Oh mother my mouth is full of stars
As cartridges in the tray
My blood is a twin-branched scarlet tree
And it runs all runs away.
Oh ‘Cooks to the galley’ is sounded off
And the lads are down in the mess
But I lie down by the forrard gun
With a bullet in my breast.
Don’t send me a parcel at Christmas time
Of socks and nutty and wine
And don’t depend on a long weekend
By the Great Western Railway line.
Farewell, Aggie Weston, the Barracks at Guz,
Hang my tiddley suit on the door.
I’m sewn up neat in a canvas sheet
And I shan’t be home no more.
[HMS Glory, 1945]
This is an appropriate poem for Remembrance Day.
Charles Causley (1917– 2003) was a Cornishman, born and bred, and apart from his years in the navy during the second world war, spent most of his life working there as an English teacher, writing poetry in his spare time.

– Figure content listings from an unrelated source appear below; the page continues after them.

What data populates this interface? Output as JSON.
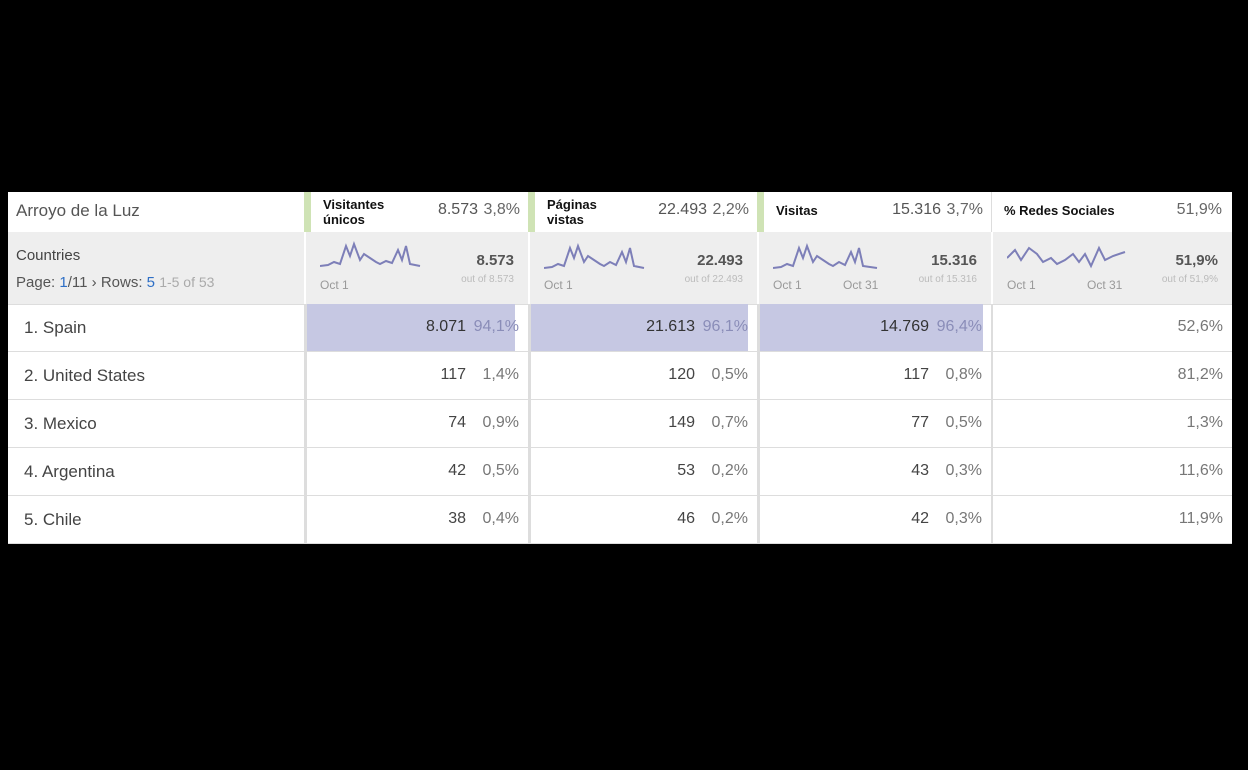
{
  "site_title": "Arroyo de la Luz",
  "metrics": [
    {
      "name_line1": "Visitantes",
      "name_line2": "únicos",
      "value": "8.573",
      "percent": "3,8%",
      "total": "8.573",
      "out_of": "out of 8.573",
      "spark_start": "Oct 1",
      "spark_end": ""
    },
    {
      "name_line1": "Páginas",
      "name_line2": "vistas",
      "value": "22.493",
      "percent": "2,2%",
      "total": "22.493",
      "out_of": "out of 22.493",
      "spark_start": "Oct 1",
      "spark_end": ""
    },
    {
      "name_line1": "Visitas",
      "name_line2": "",
      "value": "15.316",
      "percent": "3,7%",
      "total": "15.316",
      "out_of": "out of 15.316",
      "spark_start": "Oct 1",
      "spark_end": "Oct 31"
    },
    {
      "name_line1": "% Redes Sociales",
      "name_line2": "",
      "value": "",
      "percent": "51,9%",
      "total": "51,9%",
      "out_of": "out of 51,9%",
      "spark_start": "Oct 1",
      "spark_end": "Oct 31"
    }
  ],
  "dimension": {
    "label": "Countries",
    "page_label": "Page:",
    "page_current": "1",
    "page_total": "/11",
    "next_arrow": "›",
    "rows_label": "Rows:",
    "rows_value": "5",
    "range": "1-5 of 53"
  },
  "colors": {
    "highlight_bar": "#c6c8e3",
    "sparkline": "#7d7fb8",
    "header_accent": "#cfe3b5",
    "link": "#2e6fc6"
  },
  "rows": [
    {
      "label": "1. Spain",
      "cells": [
        {
          "value": "8.071",
          "percent": "94,1%",
          "fraction": 0.941
        },
        {
          "value": "21.613",
          "percent": "96,1%",
          "fraction": 0.961
        },
        {
          "value": "14.769",
          "percent": "96,4%",
          "fraction": 0.964
        }
      ],
      "social": "52,6%",
      "highlight": true
    },
    {
      "label": "2. United States",
      "cells": [
        {
          "value": "117",
          "percent": "1,4%"
        },
        {
          "value": "120",
          "percent": "0,5%"
        },
        {
          "value": "117",
          "percent": "0,8%"
        }
      ],
      "social": "81,2%"
    },
    {
      "label": "3. Mexico",
      "cells": [
        {
          "value": "74",
          "percent": "0,9%"
        },
        {
          "value": "149",
          "percent": "0,7%"
        },
        {
          "value": "77",
          "percent": "0,5%"
        }
      ],
      "social": "1,3%"
    },
    {
      "label": "4. Argentina",
      "cells": [
        {
          "value": "42",
          "percent": "0,5%"
        },
        {
          "value": "53",
          "percent": "0,2%"
        },
        {
          "value": "43",
          "percent": "0,3%"
        }
      ],
      "social": "11,6%"
    },
    {
      "label": "5. Chile",
      "cells": [
        {
          "value": "38",
          "percent": "0,4%"
        },
        {
          "value": "46",
          "percent": "0,2%"
        },
        {
          "value": "42",
          "percent": "0,3%"
        }
      ],
      "social": "11,9%"
    }
  ]
}
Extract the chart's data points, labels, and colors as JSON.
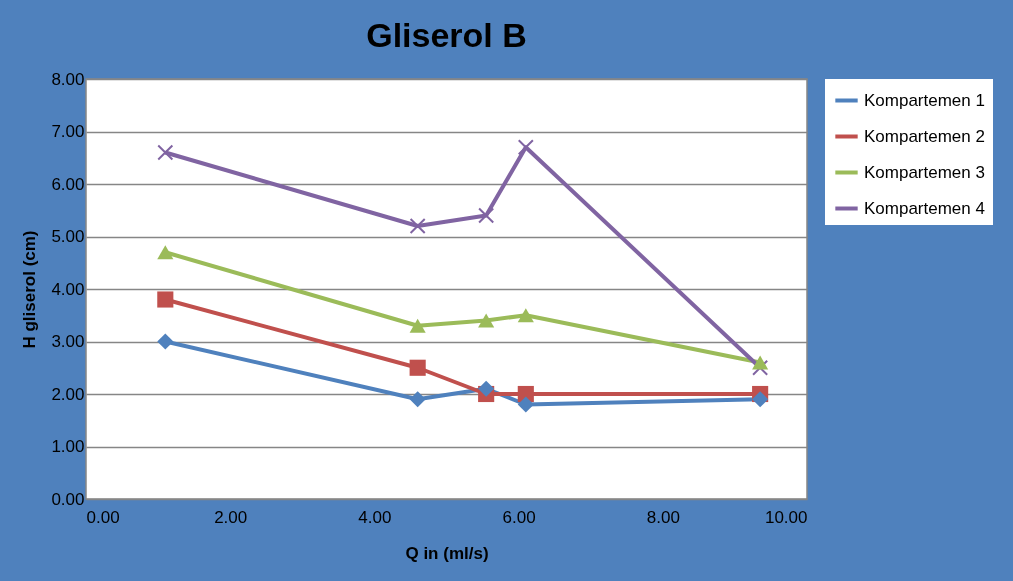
{
  "chart_data": {
    "type": "line",
    "title": "Gliserol B",
    "xlabel": "Q in (ml/s)",
    "ylabel": "H gliserol (cm)",
    "x": [
      1.1,
      4.6,
      5.55,
      6.1,
      9.35
    ],
    "series": [
      {
        "name": "Kompartemen 1",
        "color": "#4f81bd",
        "marker": "diamond",
        "values": [
          3.0,
          1.9,
          2.1,
          1.8,
          1.9
        ]
      },
      {
        "name": "Kompartemen 2",
        "color": "#c0504d",
        "marker": "square",
        "values": [
          3.8,
          2.5,
          2.0,
          2.0,
          2.0
        ]
      },
      {
        "name": "Kompartemen 3",
        "color": "#9bbb59",
        "marker": "triangle",
        "values": [
          4.7,
          3.3,
          3.4,
          3.5,
          2.6
        ]
      },
      {
        "name": "Kompartemen 4",
        "color": "#8064a2",
        "marker": "cross",
        "values": [
          6.6,
          5.2,
          5.4,
          6.7,
          2.5
        ]
      }
    ],
    "xlim": [
      0,
      10
    ],
    "xticks": [
      {
        "value": 0,
        "label": "0.00"
      },
      {
        "value": 2,
        "label": "2.00"
      },
      {
        "value": 4,
        "label": "4.00"
      },
      {
        "value": 6,
        "label": "6.00"
      },
      {
        "value": 8,
        "label": "8.00"
      },
      {
        "value": 10,
        "label": "10.00"
      }
    ],
    "ylim": [
      0,
      8
    ],
    "yticks": [
      {
        "value": 0,
        "label": "0.00"
      },
      {
        "value": 1,
        "label": "1.00"
      },
      {
        "value": 2,
        "label": "2.00"
      },
      {
        "value": 3,
        "label": "3.00"
      },
      {
        "value": 4,
        "label": "4.00"
      },
      {
        "value": 5,
        "label": "5.00"
      },
      {
        "value": 6,
        "label": "6.00"
      },
      {
        "value": 7,
        "label": "7.00"
      },
      {
        "value": 8,
        "label": "8.00"
      }
    ],
    "grid": "y",
    "legend": "right",
    "line_style": "solid"
  }
}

He was unusual among poets of the world wars in that he served in the ranks, rather than as an officer. The Song of the Dying Gunner AA1 appeared in his first collection in 1951 and a line from the poem gives the book its title, Farewell, Aggie Weston. The poem can be seen as a more modern version of Kipling’s Barrack Room Ballads. It is also an interesting contrast to Henry Newbolt’s heroic naval ballads.
The “AA 1” in the title tells us that the speaker is an anti-aircraft gunner, first class. In the last verse, “Aggie Weston” refers to the sailors’ hostels founded by Dame Agnes Weston, “Guz” was Plymouth and a “tiddley suit” was a seaman’s best uniform, kept for shore leave.